Revealing effective regional decarbonisation measures to limit global temperature increase in uncertain transition scenarios with machine learning techniques
Climate change mitigation scenarios generated by integrated assessment models have been extensively used to support climate change negotiations on the global stage. To date, most studies exploring ensembles of these scenarios focus on the global picture, with more limited attention to regional metrics. A systematic approach is still lacking to improve the understanding of regional heterogeneity, highlighting key regional decarbonisation measures and their relative importance for meeting global climate goals under deep uncertainty.

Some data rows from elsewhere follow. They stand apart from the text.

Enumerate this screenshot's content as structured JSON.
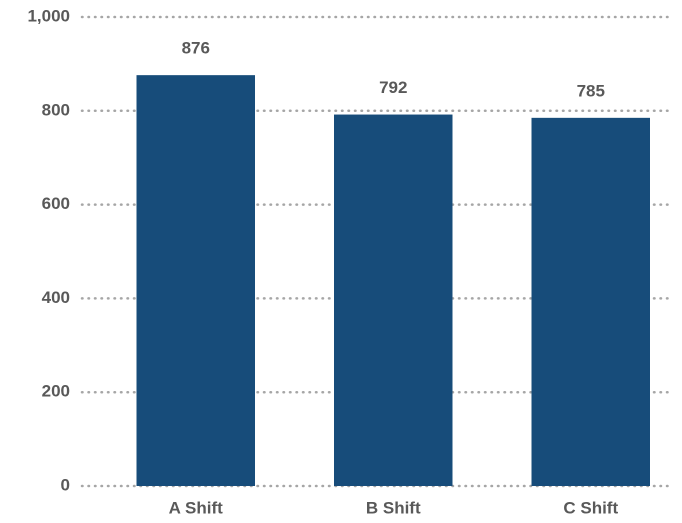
{
  "chart_data": {
    "type": "bar",
    "categories": [
      "A Shift",
      "B Shift",
      "C Shift"
    ],
    "values": [
      876,
      792,
      785
    ],
    "color": "#174c7a",
    "ylim": [
      0,
      1000
    ],
    "yticks": [
      0,
      200,
      400,
      600,
      800,
      {
        "value": 1000,
        "label": "1,000"
      }
    ],
    "grid": true
  }
}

This study proposes a novel approach to gaining robust insights into regional decarbonisation strategies using machine learning techniques based on the IPCC SR1.5 scenario database. Random forest analysis first reveals crucial metrics to limit global temperature increases. Logistic regression modelling and the patient rule induction method are then used to identify which of these metrics and their combinations are most influential in meeting climate goals below 2 °C or below 1.5 °C. Solar power and sectoral electrification across all regions have been found to be the most effective measures to limit temperature increases. To further limit increase below 1.5 °C and not only 2 °C, decommissioning of unabated gas plants should be prioritised along with energy efficiency improvements. Bioenergy and wind power show higher regional heterogeneity in limiting temperature increases, with lower influences than aforementioned measures, and are especially relevant in Latin America (bioenergy) and countries of the Organisation for Economic Co-operation and Development and the Former Soviet Union (bioenergy and wind). In the future, a larger scenario ensemble can be applied to reveal more robust and comprehensive insights.